王宮モノから異能ファンタジーまで 正月、日常を忘れて読み耽りたい少女漫画3選
『クイーンズ・クオリティ』最富キョウスケ(16巻まで発売中)
幼い頃の記憶がなく、身寄りのいなかった文(ふみ)。人の心の中にある穢れを払う“ココロの掃除屋”を家業とする堀北家に居候することになる。しかし、「呪いの娘」と言われ続けていた文は、実は生まれ持って人々に絶大な力を及ぼす女王(クイーン)だったことがわかる。覚醒した文と堀北家当主補佐である同い年の玖太郎との運命は……。
「悪意とか制御できない黒い部分とか誰にでもある」
「ひとに言えないどうしようもない、今にもあふれて暴走しそうな感情とか誰にでもある、俺にもある」
玖太郎が文に言ったセリフだ。掃除屋は人の心の中にある穢れを払うために、まず自分の感情のコントロールができ、心が安定していないといけない。

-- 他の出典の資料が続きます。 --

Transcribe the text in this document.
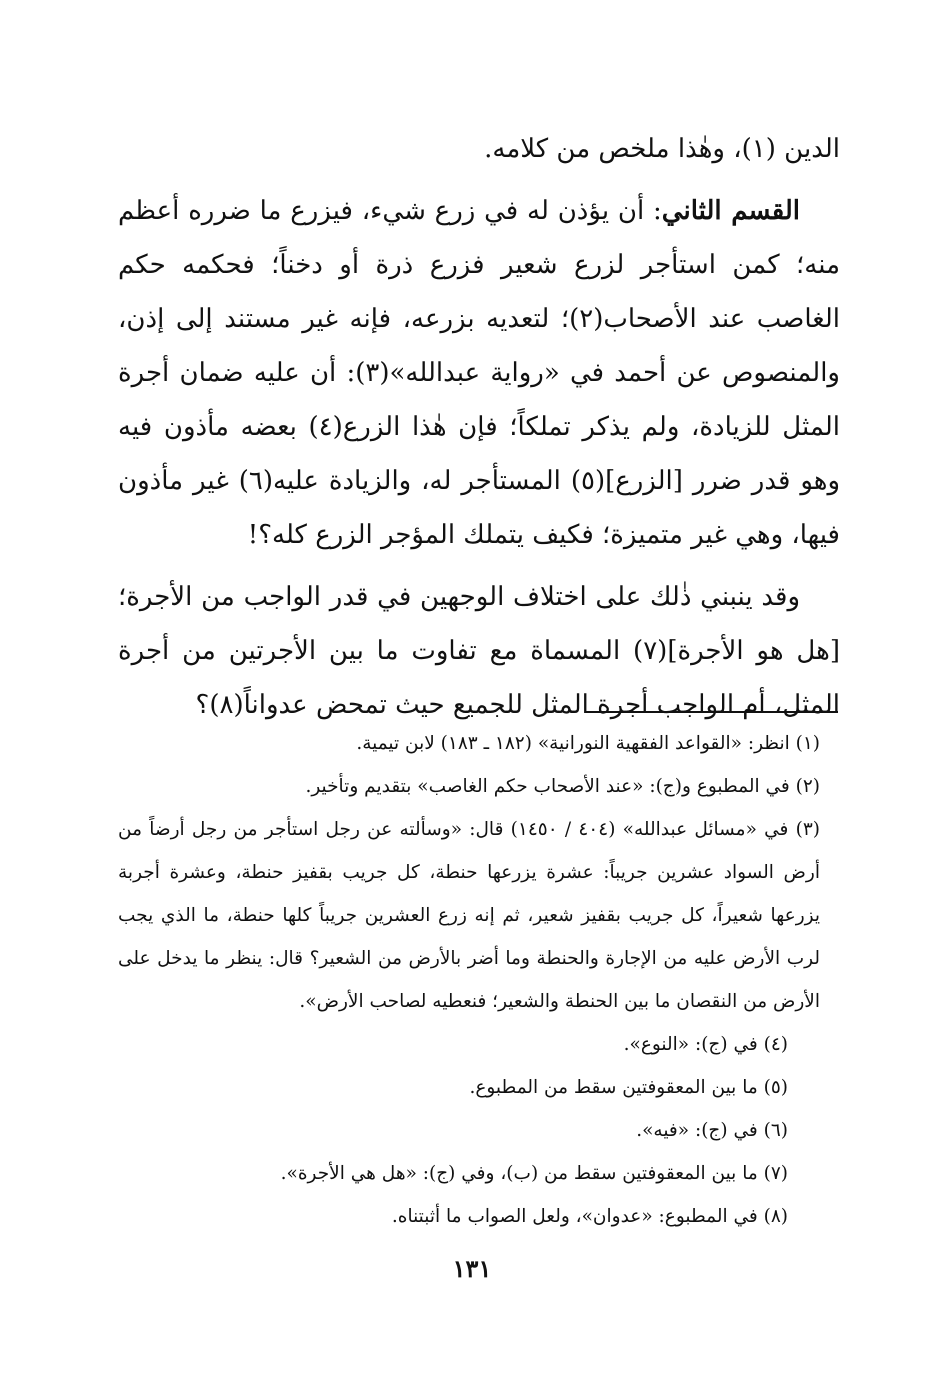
الدين (١)، وهٰذا ملخص من كلامه.

القسم الثاني: أن يؤذن له في زرع شيء، فيزرع ما ضرره أعظم منه؛ كمن استأجر لزرع شعير فزرع ذرة أو دخناً؛ فحكمه حكم الغاصب عند الأصحاب(٢)؛ لتعديه بزرعه، فإنه غير مستند إلى إذن، والمنصوص عن أحمد في «رواية عبدالله»(٣): أن عليه ضمان أجرة المثل للزيادة، ولم يذكر تملكاً؛ فإن هٰذا الزرع(٤) بعضه مأذون فيه وهو قدر ضرر [الزرع](٥) المستأجر له، والزيادة عليه(٦) غير مأذون فيها، وهي غير متميزة؛ فكيف يتملك المؤجر الزرع كله؟!

وقد ينبني ذٰلك على اختلاف الوجهين في قدر الواجب من الأجرة؛ [هل هو الأجرة](٧) المسماة مع تفاوت ما بين الأجرتين من أجرة المثل، أم الواجب أجرة المثل للجميع حيث تمحض عدواناً(٨)؟

(١) انظر: «القواعد الفقهية النورانية» (١٨٢ ـ ١٨٣) لابن تيمية.

(٢) في المطبوع و(ج): «عند الأصحاب حكم الغاصب» بتقديم وتأخير.

(٣) في «مسائل عبدالله» (٤٠٤ / ١٤٥٠) قال: «وسألته عن رجل استأجر من رجل أرضاً من أرض السواد عشرين جريباً: عشرة يزرعها حنطة، كل جريب بقفيز حنطة، وعشرة أجربة يزرعها شعيراً، كل جريب بقفيز شعير، ثم إنه زرع العشرين جريباً كلها حنطة، ما الذي يجب لرب الأرض عليه من الإجارة والحنطة وما أضر بالأرض من الشعير؟ قال: ينظر ما يدخل على الأرض من النقصان ما بين الحنطة والشعير؛ فنعطيه لصاحب الأرض».

(٤) في (ج): «النوع».

(٥) ما بين المعقوفتين سقط من المطبوع.

(٦) في (ج): «فيه».

(٧) ما بين المعقوفتين سقط من (ب)، وفي (ج): «هل هي الأجرة».

(٨) في المطبوع: «عدوان»، ولعل الصواب ما أثبتناه.

١٣١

筆者もついひとりで物事を抱え込み、頑張りすぎてしまう方だが、そんななかでも本作を読むと、心が穏やかになるセリフが多い。
隠し通さなければならないもどかしい恋心とともに、ストーリーが進むにつれ、2人は定められた過酷な運命と悪意に立ち向かわなくてはならない。ダークファンタジーとして、どんどん闇の深さが増していき、恐怖や苦しみも募っていくなかで、今後どうなっていくのか……と、ハラハラさせられるが、読んでいて暗くなりすぎないのは、「何があっても絶望だけはしない」と決めて自ら歩み出す文のパワフルさと、シリアスな戦いが続くなかでも展開されるコミカルなやりとりのおかげだろう。また、読み終えると「あ、掃除しよう」という気分になるので、大掃除のシーズンにはぴったりかも(?)しれない。
なお、『クイーンズ・クオリティ』を読むにあたり、まずは前作の『QQスイーパー』(3巻完結)から読むことをおすすめする。じっくりと思索に耽りやすい長期休暇だからこそ、どこまでも堕ちてしまいそうな精神世界の深淵を、覗いてみるのもいいだろう。
……さてさて。筆者も年末年始のこの時期に、コタツにもぐってこの3作品を読み返そうかと思う。ぜひそれぞれの楽しみ方で、物語に触れてみてほしい。